Budget constraints manifest in repeated sets—Hektor’s bachelor flat is redressed with different curtains to represent at least three paramours’ apartments. Obsessive viewers will spot the same cracked tile beside the stove, a tell-tale scar that becomes a covert motif for domestic interchangeability.

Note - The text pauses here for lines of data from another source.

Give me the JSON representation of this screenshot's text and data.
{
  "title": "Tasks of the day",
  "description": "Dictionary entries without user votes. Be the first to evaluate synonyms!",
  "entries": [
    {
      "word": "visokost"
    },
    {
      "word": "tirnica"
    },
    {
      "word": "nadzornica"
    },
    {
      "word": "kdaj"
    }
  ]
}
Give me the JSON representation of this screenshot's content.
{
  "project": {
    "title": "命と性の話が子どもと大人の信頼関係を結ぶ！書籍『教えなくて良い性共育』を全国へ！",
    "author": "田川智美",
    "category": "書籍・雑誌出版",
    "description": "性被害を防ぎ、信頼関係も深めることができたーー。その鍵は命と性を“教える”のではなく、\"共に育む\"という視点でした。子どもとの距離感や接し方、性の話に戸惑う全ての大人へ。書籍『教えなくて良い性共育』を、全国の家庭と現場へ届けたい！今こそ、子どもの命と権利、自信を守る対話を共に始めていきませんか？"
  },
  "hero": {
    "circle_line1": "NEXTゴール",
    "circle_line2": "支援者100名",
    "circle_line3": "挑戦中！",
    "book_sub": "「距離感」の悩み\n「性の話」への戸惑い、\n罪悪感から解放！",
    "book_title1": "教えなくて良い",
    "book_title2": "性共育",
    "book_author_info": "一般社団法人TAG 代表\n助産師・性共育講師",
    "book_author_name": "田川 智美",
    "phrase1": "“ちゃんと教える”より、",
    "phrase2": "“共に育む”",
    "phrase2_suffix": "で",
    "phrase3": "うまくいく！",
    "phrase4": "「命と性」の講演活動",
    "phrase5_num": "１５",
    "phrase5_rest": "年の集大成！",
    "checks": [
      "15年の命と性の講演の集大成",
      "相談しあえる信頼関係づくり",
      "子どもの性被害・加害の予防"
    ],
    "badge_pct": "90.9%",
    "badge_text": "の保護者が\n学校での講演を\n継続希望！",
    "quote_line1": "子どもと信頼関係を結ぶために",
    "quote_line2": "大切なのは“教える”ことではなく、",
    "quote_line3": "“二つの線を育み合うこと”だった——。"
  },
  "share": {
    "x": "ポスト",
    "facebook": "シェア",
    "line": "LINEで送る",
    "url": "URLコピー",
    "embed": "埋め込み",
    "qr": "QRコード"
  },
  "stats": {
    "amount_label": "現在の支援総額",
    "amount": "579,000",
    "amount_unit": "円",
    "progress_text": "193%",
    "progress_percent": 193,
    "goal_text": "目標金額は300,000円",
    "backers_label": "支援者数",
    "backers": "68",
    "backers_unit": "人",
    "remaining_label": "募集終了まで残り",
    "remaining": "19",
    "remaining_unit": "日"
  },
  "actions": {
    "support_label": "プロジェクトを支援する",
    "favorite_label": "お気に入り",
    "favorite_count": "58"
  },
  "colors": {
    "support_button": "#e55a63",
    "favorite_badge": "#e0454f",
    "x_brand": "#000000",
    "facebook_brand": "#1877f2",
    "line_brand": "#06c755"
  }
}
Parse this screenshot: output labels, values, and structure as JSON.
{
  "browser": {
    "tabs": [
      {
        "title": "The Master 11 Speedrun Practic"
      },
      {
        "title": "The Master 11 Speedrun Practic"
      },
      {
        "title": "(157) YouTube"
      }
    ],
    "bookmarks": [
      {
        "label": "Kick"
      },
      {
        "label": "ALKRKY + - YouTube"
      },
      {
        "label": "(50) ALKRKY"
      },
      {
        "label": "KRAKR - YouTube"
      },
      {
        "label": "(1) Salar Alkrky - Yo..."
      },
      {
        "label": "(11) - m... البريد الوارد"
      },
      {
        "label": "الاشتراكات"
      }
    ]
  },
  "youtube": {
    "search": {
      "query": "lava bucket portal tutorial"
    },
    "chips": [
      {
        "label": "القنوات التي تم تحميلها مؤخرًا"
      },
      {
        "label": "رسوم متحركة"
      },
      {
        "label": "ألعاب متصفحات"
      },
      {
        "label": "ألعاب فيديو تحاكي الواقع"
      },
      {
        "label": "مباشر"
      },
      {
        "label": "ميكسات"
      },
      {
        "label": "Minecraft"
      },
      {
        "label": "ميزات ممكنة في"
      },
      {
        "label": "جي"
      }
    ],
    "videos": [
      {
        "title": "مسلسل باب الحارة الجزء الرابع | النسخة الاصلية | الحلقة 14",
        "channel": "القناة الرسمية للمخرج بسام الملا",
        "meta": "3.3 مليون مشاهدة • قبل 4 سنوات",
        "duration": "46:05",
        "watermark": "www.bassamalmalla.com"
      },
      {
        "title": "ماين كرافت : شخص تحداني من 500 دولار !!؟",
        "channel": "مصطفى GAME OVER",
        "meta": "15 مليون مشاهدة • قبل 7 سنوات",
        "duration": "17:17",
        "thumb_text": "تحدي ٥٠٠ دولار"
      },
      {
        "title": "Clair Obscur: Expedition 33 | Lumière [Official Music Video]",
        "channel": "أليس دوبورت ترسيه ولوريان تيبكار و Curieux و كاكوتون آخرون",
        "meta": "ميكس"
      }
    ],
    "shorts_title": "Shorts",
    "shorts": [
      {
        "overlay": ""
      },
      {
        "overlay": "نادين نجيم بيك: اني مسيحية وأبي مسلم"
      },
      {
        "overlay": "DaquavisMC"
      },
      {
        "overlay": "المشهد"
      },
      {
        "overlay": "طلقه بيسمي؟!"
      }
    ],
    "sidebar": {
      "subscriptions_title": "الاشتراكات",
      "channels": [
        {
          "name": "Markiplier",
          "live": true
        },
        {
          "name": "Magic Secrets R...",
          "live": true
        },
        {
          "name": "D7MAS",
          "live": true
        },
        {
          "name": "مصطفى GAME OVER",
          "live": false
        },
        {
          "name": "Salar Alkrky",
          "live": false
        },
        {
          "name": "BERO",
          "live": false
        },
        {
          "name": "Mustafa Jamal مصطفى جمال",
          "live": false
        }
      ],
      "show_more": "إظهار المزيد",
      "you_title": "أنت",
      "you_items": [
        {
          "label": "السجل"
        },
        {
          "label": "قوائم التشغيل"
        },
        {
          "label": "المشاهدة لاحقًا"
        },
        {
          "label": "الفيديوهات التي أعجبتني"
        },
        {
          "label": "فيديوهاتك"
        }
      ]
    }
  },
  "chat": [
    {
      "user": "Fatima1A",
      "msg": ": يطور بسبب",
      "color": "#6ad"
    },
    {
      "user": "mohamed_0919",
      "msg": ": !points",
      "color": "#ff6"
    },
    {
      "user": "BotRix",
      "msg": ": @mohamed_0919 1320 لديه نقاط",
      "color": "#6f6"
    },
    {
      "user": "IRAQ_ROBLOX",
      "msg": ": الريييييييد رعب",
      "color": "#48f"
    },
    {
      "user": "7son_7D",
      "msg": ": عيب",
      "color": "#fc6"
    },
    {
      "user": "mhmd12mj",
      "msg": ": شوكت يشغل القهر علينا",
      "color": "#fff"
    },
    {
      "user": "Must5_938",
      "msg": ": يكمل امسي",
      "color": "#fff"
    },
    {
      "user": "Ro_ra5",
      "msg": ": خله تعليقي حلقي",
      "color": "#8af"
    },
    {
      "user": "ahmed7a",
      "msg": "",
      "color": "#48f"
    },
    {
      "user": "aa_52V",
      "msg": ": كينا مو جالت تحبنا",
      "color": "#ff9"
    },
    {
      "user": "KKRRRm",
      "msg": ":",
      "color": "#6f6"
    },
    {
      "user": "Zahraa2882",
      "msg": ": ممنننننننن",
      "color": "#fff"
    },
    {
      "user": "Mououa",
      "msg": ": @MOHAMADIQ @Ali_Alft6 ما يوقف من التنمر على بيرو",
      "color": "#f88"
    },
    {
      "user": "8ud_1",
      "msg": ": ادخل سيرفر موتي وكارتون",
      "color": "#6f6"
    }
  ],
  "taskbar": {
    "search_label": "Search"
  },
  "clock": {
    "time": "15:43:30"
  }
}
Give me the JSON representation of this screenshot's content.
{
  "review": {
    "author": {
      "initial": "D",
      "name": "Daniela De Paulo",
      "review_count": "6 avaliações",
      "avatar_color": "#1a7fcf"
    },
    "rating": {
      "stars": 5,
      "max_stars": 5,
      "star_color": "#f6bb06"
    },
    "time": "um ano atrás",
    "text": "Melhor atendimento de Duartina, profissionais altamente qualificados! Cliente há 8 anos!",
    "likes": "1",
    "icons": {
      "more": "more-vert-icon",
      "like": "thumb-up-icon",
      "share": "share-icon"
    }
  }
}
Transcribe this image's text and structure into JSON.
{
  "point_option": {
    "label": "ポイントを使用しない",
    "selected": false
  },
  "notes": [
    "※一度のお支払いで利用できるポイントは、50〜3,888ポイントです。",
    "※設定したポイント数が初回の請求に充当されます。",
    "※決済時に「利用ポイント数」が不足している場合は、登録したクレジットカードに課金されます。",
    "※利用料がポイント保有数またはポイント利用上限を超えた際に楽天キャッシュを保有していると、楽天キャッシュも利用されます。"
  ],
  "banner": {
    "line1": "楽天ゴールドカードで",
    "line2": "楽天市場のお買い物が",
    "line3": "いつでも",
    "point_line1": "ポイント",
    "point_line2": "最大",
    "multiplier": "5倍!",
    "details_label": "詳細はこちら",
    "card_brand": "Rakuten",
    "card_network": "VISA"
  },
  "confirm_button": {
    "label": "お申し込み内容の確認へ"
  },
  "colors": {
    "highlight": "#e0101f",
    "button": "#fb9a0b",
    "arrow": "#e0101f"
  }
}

Conclusion: A Velvet Guillotine
To call Die Liebschaften des Hektor Dalmore ahead of its time is to understate its perverse durability. It is neither cautionary nor celebratory; it is a velvet guillotine—soft to the touch, lethal on the neck. Oswald, ever the pragmatist, suggests the only antidote to desire’s contagion is the wisdom that tomorrow’s outbreak will forget today’s scars. Until then we keep dancing, keep swiping, keep screening this brittle poem of skin on skin, shadow on shadow, reel on reel.
Verdict: Essential viewing for cinephiles, historians of medicine, and anyone who has ever mistaken chemistry for destiny. Stream it legally via Deutsche Kinemathek’s digital portal or hunt the Edition Filmmuseum Blu-ray with the reconstructed Katt score. Your conscience may remain unshaken, but your pulse will not.